Je passe au défrichement. — Là encore les lois sont en défaut, et là encore de bonnes lois seraient nécessaires.

Pour régler les cultures sur les montagnes, il faudrait d’abord faire une distinction essentielle. — Les unes, qui ne détruisent pas la consistance du sol, pourraient être tolérées sans restriction : telles seraient les prairies naturelles ou artificielles. Les autres, qui rendent le sol meuble, ne seraient plus tolérées dans certains quartiers, qu’à la condition d’être assises sur un talus déterminé.

Quel serait ce talus ? — On admet généralement que celui des terres coulantes est de 3 de base sur 2 de hauteur. Or, une pareille inclinaison serait déjà trop forte ; car si les terres coulent jusqu’à cette limite, par la seule action de leur pesanteur et de leur incohésion, elles ne s’y tiendront plus, lorsque les eaux d’une part, et les araires de l’autre, auront augmenté chacune des deux actions. On peut, d’après cette considération, fixer la limite cherchée au talus qui aurait 3 de base pour 1 de hauteur. Bien entendu que c’est là une limite supérieure qui ne pourrait jamais être dépassée[1].

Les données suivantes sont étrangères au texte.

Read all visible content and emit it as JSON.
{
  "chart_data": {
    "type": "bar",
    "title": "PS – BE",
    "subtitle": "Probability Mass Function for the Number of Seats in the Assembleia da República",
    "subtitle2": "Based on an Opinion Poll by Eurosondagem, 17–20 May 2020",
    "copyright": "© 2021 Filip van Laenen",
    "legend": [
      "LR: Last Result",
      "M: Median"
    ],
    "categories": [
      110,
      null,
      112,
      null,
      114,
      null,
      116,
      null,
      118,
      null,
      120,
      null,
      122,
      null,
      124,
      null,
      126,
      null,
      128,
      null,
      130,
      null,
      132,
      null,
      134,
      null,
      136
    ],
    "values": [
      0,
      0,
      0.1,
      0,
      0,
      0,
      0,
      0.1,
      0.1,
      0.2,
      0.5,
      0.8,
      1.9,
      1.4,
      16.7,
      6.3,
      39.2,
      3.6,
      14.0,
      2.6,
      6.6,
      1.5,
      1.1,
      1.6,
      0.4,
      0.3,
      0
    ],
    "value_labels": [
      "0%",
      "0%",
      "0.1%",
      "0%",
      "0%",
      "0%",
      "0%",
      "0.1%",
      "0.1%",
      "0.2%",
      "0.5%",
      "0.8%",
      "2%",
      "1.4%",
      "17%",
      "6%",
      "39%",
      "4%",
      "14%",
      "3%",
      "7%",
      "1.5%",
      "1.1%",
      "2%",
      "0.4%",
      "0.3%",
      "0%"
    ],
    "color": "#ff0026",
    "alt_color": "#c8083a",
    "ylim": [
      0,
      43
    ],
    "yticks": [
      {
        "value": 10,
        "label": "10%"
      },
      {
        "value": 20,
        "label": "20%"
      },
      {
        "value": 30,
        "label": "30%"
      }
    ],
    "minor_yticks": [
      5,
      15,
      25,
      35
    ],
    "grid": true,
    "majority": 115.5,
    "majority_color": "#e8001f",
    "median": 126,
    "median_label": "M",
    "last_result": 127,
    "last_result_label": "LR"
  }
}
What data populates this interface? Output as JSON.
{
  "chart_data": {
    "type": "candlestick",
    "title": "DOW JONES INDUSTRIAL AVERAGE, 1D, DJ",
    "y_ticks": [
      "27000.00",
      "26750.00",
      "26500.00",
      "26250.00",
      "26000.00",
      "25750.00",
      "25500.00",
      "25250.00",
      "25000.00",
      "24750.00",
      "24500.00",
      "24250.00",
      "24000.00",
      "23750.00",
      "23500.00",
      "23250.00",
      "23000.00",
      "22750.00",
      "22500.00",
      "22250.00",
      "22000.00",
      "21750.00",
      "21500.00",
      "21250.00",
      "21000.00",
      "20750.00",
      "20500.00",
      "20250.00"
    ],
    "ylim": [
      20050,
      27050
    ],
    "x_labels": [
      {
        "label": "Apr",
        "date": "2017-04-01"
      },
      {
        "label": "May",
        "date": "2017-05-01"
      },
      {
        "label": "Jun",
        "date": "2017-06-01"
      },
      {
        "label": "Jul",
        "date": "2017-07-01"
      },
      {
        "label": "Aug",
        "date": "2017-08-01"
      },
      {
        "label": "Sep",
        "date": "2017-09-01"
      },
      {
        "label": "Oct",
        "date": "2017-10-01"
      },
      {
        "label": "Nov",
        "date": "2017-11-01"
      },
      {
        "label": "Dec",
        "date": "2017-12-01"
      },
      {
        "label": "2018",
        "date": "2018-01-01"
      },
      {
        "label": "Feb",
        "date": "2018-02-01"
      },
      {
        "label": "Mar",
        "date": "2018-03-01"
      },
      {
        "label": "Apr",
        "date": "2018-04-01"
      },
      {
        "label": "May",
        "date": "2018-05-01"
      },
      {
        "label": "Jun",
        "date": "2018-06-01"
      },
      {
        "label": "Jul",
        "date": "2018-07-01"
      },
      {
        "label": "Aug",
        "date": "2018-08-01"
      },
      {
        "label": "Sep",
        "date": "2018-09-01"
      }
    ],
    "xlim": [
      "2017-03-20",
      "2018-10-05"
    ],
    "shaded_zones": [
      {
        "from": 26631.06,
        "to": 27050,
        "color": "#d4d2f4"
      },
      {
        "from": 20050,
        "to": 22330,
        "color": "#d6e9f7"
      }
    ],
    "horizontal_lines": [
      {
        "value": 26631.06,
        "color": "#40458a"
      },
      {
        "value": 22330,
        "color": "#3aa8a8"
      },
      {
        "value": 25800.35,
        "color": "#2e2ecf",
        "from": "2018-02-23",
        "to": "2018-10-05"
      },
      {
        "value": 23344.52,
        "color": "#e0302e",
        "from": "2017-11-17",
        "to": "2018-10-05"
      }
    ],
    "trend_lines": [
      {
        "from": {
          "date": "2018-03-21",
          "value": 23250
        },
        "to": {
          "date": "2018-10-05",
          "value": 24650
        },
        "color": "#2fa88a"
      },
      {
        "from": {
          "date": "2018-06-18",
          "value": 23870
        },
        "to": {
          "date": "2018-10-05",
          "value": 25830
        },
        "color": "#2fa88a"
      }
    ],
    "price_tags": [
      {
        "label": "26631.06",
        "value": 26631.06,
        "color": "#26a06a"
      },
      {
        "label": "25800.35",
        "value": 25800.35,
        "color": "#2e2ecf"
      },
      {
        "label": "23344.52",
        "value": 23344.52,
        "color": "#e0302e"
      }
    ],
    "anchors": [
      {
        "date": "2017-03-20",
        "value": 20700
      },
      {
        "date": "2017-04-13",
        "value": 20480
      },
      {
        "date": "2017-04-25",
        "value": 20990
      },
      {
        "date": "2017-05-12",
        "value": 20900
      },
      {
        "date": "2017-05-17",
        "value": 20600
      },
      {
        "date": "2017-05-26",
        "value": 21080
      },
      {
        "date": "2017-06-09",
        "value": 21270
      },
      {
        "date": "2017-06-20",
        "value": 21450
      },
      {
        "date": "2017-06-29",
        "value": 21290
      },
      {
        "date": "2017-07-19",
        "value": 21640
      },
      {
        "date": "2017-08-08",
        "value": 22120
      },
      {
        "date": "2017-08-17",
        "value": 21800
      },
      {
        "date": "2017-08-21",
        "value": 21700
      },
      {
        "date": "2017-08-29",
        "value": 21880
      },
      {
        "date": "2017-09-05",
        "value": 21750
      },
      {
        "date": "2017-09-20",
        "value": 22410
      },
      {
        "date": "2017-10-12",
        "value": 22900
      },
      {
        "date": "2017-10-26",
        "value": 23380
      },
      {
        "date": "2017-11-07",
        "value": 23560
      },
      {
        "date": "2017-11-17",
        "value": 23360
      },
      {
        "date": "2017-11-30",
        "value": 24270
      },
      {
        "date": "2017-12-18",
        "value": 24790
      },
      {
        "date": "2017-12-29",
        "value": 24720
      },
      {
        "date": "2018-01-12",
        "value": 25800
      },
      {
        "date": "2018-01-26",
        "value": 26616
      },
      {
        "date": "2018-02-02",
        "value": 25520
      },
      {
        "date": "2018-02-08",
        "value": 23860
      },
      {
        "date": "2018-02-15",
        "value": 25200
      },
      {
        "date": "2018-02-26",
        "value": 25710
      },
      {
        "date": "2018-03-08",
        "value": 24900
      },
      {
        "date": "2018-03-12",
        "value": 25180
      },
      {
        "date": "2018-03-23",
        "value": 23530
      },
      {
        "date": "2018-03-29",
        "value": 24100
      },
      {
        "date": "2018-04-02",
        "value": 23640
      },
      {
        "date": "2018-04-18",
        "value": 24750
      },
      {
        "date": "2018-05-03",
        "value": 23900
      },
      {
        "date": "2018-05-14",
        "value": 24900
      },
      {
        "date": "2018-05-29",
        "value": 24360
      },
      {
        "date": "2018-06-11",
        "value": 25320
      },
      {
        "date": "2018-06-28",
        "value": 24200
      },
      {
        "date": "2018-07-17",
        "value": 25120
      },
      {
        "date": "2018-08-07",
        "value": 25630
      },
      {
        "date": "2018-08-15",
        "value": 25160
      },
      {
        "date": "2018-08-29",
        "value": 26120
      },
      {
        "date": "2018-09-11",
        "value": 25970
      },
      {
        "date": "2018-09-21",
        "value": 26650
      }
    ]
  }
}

Ce règlement ne s’appliquerait pas seulement aux terrains qui seraient défrichés dans l’avenir. Il atteindrait aussi les défrichements déjà effectués, partout où ces défrichements auraient été suivis d’effets nuisibles bien constatés. Pour réparer les abus du passé, il ne suffirait pas de prévenir les abus futurs ; car le mal qui reste à faire sera toujours peu de chose à côté de celui qui est déjà fait.

Je sais bien que de pareils règlements semblent heurter de front les

  1. Voyez dans la note 17 les mesures proposées par Fabre pour régler les défrichements sur les montagne.